All too often, human nature causes us to be overly influenced by our emotions rather than logic. This is particularly relevant when it comes to our investment decisions.
For a long time now, we have been aware of the fear/greed cycle that amplifies investment market peaks and troughs. Yet, time and time again, we repeat this behaviour. We chase the returns and create a bubble.
As I write this, we are seeing this with Bitcoin, people are buying for the sole reason that they think it is going up. This is nothing new, we had the Tech bubble where anything and everything in the technology space was being bought, prices went through the roof. Most people buying shares did not even know what the companies they were buying into actually did. Some companies had yet to make any revenue at all and had a market value in the tens of millions. Is this logical? Nope, it’s greed dictating our investing habits.
When the markets fall the reverse is true. We panic, we sell, we get out as quick as we can. In the Global Financial Crisis, as markets fell panic set in, with good reason initially, and we saw people selling good quality stocks for fear.
Commonwealth Bank fell to about $24 per share. At the time, the dividends were about $2.60 a share, more than 10 per cent of the sale value. There is no logic involved in selling at that point.
On an individual basis, our emotions really influence our decisions. Recently, when Uber listed on the stock exchange, an investment analyst gave a recommendation not to buy.
He provided data in relation to revenue and profit (Uber is not profitable) as well as future market risk etc. Essentially, he had provided a standard, emotionless investment report for a company about to list. For most companies this would get zero attention outside investment circles.

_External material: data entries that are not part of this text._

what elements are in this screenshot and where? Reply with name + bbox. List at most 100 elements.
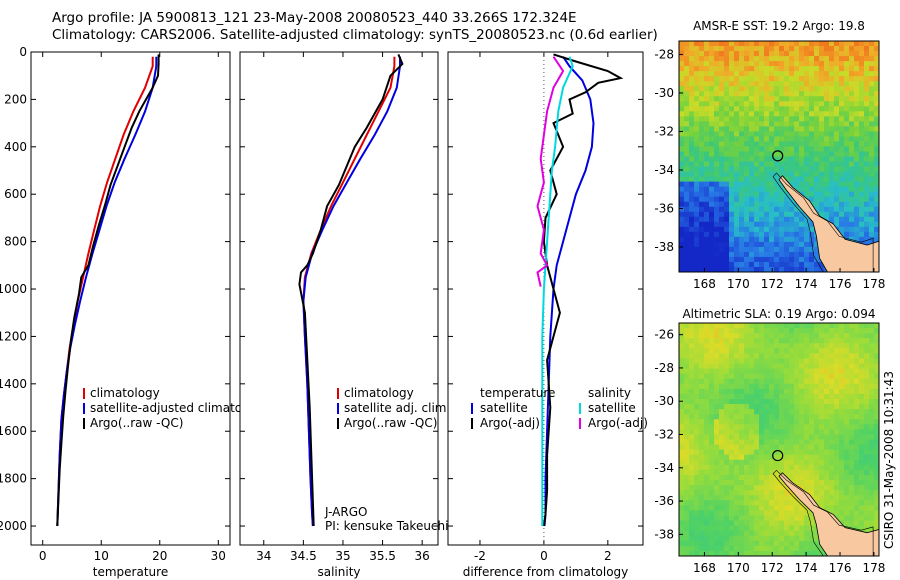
map-cell xyxy=(864,81,870,87)
map-cell xyxy=(799,121,805,127)
map-cell xyxy=(799,41,805,47)
map-cell xyxy=(679,388,685,395)
map-cell xyxy=(854,378,860,385)
map-cell xyxy=(839,363,845,370)
map-cell xyxy=(694,221,700,228)
map-cell xyxy=(804,404,810,410)
map-cell xyxy=(684,86,690,92)
map-cell xyxy=(824,91,830,97)
map-cell xyxy=(749,91,755,97)
map-cell xyxy=(704,226,710,233)
map-cell xyxy=(729,176,735,183)
map-cell xyxy=(819,41,825,47)
map-cell xyxy=(694,550,700,556)
x-tick-label: 176 xyxy=(829,561,852,575)
map-cell xyxy=(834,201,840,208)
map-cell xyxy=(774,338,780,344)
map-cell xyxy=(709,398,715,405)
map-cell xyxy=(699,540,705,547)
map-cell xyxy=(704,41,710,47)
map-cell xyxy=(694,86,700,92)
map-cell xyxy=(869,146,875,153)
map-cell xyxy=(724,66,730,72)
legend-heading: salinity xyxy=(588,386,631,400)
map-cell xyxy=(679,181,685,188)
map-cell xyxy=(709,520,715,527)
map-cell xyxy=(729,419,735,425)
map-cell xyxy=(779,96,785,102)
map-cell xyxy=(844,51,850,57)
map-cell xyxy=(764,378,770,385)
map-cell xyxy=(724,236,730,243)
map-cell xyxy=(849,106,855,112)
map-cell xyxy=(854,353,860,360)
map-cell xyxy=(779,520,785,527)
map-cell xyxy=(724,51,730,57)
map-cell xyxy=(764,201,770,208)
map-cell xyxy=(784,393,790,400)
map-cell xyxy=(864,404,870,410)
map-cell xyxy=(774,429,780,436)
map-cell xyxy=(814,363,820,370)
map-cell xyxy=(859,353,865,360)
map-cell xyxy=(784,96,790,102)
y-tick-label: -36 xyxy=(654,494,674,508)
map-cell xyxy=(834,71,840,77)
map-cell xyxy=(829,464,835,471)
map-cell xyxy=(714,404,720,410)
y-tick-label: 200 xyxy=(4,92,27,106)
map-cell xyxy=(834,449,840,456)
map-cell xyxy=(694,485,700,491)
map-cell xyxy=(779,121,785,127)
map-cell xyxy=(774,469,780,476)
map-cell xyxy=(799,469,805,476)
legend-entry: climatology xyxy=(344,386,414,400)
map-cell xyxy=(814,393,820,400)
map-cell xyxy=(874,424,879,430)
map-cell xyxy=(874,520,879,527)
map-cell xyxy=(824,141,830,148)
map-cell xyxy=(859,191,865,198)
map-cell xyxy=(834,469,840,476)
map-title: Altimetric SLA: 0.19 Argo: 0.094 xyxy=(682,307,875,321)
map-cell xyxy=(679,46,685,52)
map-cell xyxy=(774,41,780,47)
map-cell xyxy=(744,530,750,537)
map-cell xyxy=(739,251,745,258)
map-cell xyxy=(759,393,765,400)
map-cell xyxy=(724,510,730,517)
map-cell xyxy=(794,424,800,430)
map-cell xyxy=(774,540,780,547)
map-cell xyxy=(764,363,770,370)
map-cell xyxy=(849,373,855,380)
map-cell xyxy=(829,51,835,57)
map-cell xyxy=(754,398,760,405)
map-cell xyxy=(729,530,735,537)
map-cell xyxy=(769,449,775,456)
map-cell xyxy=(834,373,840,380)
map-cell xyxy=(729,151,735,158)
map-cell xyxy=(714,261,720,268)
map-cell xyxy=(744,485,750,491)
map-cell xyxy=(729,256,735,263)
x-tick-label: 35.5 xyxy=(369,549,396,563)
map-cell xyxy=(789,414,795,420)
map-cell xyxy=(684,96,690,102)
map-cell xyxy=(864,151,870,158)
x-tick-label: 20 xyxy=(152,549,167,563)
map-cell xyxy=(684,500,690,506)
map-cell xyxy=(814,490,820,496)
map-cell xyxy=(809,46,815,52)
map-cell xyxy=(799,61,805,67)
map-cell xyxy=(679,500,685,506)
map-cell xyxy=(804,480,810,486)
map-cell xyxy=(799,126,805,132)
map-cell xyxy=(814,261,820,268)
map-cell xyxy=(714,236,720,243)
map-cell xyxy=(744,51,750,57)
map-cell xyxy=(854,439,860,446)
map-cell xyxy=(789,61,795,67)
map-cell xyxy=(844,398,850,405)
map-cell xyxy=(749,101,755,107)
map-cell xyxy=(714,490,720,496)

This report was shared many times and criticised roundly as being from a dinosaur and alike, why? Because Uber was a market disrupter that many have positive feelings towards, automatically they assume it is a good investment. Many probably invested in it for this reason. The reverse is also true, companies such as James Hardie, which a have a negative public perception, make people reluctant to invest in them. Our feelings towards companies influences our assessment of them as an investment opportunity.